L’avocat, qui a défendu une cinquantaine de victimes de prêtres pédocriminels, estime que l’ouverture d’une enquête judiciaire « permettrait de mettre en évidence l’omerta qui règne au sein de l’Eglise ». « C’est important parce que l’Église savait depuis longtemps, connaissait la dangerosité de cet homme. Elle connaissait ses travers et elle l’a laissé, pendant des années, continuer à commettre ses méfaits », ajoute-t-il. L’Eglise tente de « sauvegarder l’institution au risque de faire des victimes complémentaires ». Il observe que certaines d’entre elles ont aussi « été véritablement prises à partie pour avoir dénoncé les faits dont elles ont été témoins ». Il cite l’exemple de cette prostituée qui travaillait dans une maison close en Suisse et qui avait évoqué la présence régulière de l’abbé Pierre dans l’établissement. « Elle s’est fait cracher dessus dans la rue. »

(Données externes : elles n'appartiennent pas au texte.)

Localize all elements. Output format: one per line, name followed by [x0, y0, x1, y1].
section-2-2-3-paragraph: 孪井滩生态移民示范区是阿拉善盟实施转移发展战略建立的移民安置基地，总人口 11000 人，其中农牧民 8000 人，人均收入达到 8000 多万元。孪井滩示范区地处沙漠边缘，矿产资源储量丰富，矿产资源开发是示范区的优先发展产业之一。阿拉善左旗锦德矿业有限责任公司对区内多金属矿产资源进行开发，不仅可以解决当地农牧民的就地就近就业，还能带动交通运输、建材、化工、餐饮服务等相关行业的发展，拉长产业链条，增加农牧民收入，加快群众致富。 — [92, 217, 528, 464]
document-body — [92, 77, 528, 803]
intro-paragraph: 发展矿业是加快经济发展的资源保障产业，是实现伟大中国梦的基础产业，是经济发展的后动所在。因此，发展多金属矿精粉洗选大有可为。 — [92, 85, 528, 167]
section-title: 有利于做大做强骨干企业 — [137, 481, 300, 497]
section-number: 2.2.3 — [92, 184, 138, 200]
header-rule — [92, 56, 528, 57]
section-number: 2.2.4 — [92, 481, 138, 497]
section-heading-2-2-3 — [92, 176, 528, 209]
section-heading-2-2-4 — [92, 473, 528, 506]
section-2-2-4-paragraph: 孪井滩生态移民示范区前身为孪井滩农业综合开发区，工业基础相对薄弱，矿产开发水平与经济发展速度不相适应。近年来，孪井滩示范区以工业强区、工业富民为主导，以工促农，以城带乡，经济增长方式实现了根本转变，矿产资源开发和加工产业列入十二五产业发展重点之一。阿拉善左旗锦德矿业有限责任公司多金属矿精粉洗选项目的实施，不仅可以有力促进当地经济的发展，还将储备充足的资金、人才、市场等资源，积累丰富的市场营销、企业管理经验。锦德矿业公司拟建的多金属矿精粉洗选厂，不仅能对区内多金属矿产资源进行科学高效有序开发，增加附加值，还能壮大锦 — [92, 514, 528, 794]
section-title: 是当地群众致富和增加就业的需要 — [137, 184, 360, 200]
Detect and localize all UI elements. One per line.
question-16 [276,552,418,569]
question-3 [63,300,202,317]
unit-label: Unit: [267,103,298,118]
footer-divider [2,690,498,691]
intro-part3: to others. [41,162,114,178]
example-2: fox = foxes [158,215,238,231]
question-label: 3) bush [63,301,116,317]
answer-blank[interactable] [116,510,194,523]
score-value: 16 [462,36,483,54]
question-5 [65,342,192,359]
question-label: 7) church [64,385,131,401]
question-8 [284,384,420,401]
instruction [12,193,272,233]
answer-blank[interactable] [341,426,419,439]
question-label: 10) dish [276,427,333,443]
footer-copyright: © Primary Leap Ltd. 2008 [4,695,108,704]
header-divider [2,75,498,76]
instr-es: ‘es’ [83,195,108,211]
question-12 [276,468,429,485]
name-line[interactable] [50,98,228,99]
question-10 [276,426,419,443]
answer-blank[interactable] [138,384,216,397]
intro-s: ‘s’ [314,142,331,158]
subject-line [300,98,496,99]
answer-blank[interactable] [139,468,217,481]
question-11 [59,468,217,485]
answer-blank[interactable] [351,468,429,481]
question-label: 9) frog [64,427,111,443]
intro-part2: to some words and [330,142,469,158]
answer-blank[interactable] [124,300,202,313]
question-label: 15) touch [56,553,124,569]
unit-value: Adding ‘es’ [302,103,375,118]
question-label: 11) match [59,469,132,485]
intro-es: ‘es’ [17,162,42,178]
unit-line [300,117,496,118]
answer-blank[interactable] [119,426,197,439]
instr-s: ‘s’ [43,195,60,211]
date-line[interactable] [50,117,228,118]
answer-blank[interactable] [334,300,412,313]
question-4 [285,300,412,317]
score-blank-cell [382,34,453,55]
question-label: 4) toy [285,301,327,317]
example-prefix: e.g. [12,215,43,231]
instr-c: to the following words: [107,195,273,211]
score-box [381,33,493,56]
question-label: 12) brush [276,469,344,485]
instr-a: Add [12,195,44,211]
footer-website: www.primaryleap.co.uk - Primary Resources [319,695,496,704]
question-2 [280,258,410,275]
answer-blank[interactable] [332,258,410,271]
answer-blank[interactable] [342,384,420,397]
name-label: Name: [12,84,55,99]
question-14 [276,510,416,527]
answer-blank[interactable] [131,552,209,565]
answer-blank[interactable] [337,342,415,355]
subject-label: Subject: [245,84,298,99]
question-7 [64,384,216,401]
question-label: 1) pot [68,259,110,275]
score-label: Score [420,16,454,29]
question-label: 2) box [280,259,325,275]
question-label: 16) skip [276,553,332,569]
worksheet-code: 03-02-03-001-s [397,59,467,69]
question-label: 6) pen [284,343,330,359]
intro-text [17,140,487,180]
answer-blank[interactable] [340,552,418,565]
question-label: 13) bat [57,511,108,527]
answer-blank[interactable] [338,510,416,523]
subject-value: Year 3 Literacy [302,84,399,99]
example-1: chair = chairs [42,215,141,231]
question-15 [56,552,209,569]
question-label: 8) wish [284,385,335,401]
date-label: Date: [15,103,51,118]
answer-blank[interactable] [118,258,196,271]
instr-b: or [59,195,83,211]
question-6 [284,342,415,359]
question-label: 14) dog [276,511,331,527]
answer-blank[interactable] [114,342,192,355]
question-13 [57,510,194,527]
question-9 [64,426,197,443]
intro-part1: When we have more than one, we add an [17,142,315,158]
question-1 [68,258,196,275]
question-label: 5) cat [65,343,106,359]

Aider une victime à se reconstruire

Même si la justice n’ouvre pas d’enquête, les 33 personnes qui ont dénoncé les violences sexuelles commises par l’abbé Pierre peuvent demander une indemnisation financière auprès de deux organismes mis en place par l’Eglise catholique en 2021. « Elles sont très difficiles à obtenir et sont extrêmement pauvres », remarque Me Jean Sannier.

Notre dossier sur l’abbé Pierre

Mais si l’enquête révèle que les faits sont avérés par le célèbre prêtre, elles pourront aussi saisir la Civi, la commission d’indemnisation des victimes d’infractions, indique à 20 Minutes Me Liliane Capoulade. Pour cette avocate lyonnaise expérimentée, « le fait d’être reconnu comme victime par la société peut surtout aider cette personne à se reconstruire ». Elle ajoute que l’ouverture d’une enquête montrerait que, « dans un Etat laïque » comme la France, l’Eglise ne peut pas se contenter de régler ses affaires de son côté.